Analysis, Impact, and Evaluation
     In Moral Leadership, Sergiovanni shows how creating a new leadership practice--one with a moral dimension built around purpose, values, and beliefs--can transform a school from just an organization to a community. He believes that this “community” can inspire the kinds of commitment, devotion, and service from all stakeholders that can make our schools great. Sergiovanni explains the importance of justifying emotion and getting in touch with basic values and connections with others. He reveals how true collegiality, based on shared work and common goals, leads to an interdependence occurring naturally among teachers. He shows how a public statement of values and purpose can help turn schools into “virtuous” communities where teachers are self-managers and professionalism is valued.
     This book is mainly focused on leadership and transforming leadership from its traditional roots, but this is directly related to curriculum.
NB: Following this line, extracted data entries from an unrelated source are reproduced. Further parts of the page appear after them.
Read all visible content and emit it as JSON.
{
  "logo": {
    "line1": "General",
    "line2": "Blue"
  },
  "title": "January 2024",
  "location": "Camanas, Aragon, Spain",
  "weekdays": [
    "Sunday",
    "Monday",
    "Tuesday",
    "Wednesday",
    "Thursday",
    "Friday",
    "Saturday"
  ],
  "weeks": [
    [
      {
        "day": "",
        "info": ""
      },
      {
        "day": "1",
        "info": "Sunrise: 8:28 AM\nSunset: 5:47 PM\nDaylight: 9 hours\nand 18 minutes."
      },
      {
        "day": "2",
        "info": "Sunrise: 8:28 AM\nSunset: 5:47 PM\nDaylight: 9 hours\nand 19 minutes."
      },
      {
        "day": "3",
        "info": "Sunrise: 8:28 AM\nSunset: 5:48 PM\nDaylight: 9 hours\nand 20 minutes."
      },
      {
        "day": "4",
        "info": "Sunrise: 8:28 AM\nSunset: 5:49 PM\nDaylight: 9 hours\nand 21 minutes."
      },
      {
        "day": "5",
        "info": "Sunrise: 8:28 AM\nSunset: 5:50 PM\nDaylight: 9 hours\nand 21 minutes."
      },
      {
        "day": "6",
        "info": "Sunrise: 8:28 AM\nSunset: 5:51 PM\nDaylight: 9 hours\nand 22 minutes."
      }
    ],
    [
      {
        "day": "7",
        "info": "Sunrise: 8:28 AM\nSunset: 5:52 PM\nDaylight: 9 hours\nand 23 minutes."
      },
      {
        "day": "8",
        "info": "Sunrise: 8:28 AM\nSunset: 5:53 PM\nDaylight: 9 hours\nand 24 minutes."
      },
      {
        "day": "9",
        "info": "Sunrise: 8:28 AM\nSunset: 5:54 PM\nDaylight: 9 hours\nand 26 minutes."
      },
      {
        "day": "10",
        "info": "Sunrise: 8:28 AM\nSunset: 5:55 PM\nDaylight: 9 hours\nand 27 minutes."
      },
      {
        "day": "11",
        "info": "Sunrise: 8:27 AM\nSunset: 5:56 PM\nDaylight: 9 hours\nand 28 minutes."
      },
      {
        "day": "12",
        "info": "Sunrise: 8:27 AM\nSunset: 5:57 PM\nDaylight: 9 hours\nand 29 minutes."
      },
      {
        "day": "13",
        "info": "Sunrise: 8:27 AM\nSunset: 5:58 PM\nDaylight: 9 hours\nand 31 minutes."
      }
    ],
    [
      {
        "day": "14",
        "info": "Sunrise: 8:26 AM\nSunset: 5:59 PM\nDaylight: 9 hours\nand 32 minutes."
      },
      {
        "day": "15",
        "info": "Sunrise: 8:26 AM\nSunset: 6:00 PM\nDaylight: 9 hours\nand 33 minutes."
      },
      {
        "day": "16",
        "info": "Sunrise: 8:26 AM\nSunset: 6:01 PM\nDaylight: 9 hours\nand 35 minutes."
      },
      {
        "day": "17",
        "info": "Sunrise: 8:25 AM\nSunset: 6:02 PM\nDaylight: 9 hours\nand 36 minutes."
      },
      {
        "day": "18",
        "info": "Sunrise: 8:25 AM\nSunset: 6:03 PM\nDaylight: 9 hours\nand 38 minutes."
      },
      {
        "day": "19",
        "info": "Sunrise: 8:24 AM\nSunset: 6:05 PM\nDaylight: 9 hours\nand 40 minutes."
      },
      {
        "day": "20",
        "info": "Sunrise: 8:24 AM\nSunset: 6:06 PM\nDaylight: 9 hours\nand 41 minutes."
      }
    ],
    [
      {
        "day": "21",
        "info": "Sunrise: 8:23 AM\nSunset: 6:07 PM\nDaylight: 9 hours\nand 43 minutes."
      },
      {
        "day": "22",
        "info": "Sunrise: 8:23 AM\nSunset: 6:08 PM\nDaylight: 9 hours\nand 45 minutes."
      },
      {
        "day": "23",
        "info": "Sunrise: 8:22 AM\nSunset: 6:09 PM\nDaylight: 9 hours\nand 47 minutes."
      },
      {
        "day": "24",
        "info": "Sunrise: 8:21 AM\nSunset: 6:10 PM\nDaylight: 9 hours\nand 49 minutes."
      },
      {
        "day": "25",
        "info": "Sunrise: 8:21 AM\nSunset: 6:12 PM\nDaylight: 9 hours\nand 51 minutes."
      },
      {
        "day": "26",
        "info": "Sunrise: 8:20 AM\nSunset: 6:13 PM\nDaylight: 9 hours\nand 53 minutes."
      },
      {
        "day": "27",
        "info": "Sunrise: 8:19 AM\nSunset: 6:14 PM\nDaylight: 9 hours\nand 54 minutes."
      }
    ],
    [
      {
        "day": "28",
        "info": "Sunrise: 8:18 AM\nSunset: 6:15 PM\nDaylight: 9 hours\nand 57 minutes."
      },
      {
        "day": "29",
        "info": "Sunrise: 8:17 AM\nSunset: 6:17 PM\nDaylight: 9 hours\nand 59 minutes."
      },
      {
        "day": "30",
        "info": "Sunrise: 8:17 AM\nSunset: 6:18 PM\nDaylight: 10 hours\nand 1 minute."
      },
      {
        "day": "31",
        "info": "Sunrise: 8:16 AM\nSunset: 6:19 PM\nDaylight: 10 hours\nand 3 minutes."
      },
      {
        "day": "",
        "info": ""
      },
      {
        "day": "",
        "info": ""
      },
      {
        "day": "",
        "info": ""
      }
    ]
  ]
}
Sergiovanni believes that much of the problems schools face in transferring curriculum effectively to students is the lack of motivation and professionalism of teachers. Much of this lack of professionalism and motivation stems directly from the “top-down”, bureaucratic style of leadership. Once the leadership roles are transformed and these learning communities are developed where teachers are professional and able to self-manage, curriculum inevitably becomes a more valuable priority. If students and learning become the most important value of the school, then curriculum will take shape as well.
     I think the most important value that is presented in this book is the power that lies within a school if it is not all held within the administration. There can be power in numbers if the teachers, parents, students, and community members buy-in to and have personal interest in the values of the school. Their support alone will change the culture of a school and can turn a low-performing, ineffective school into a success story.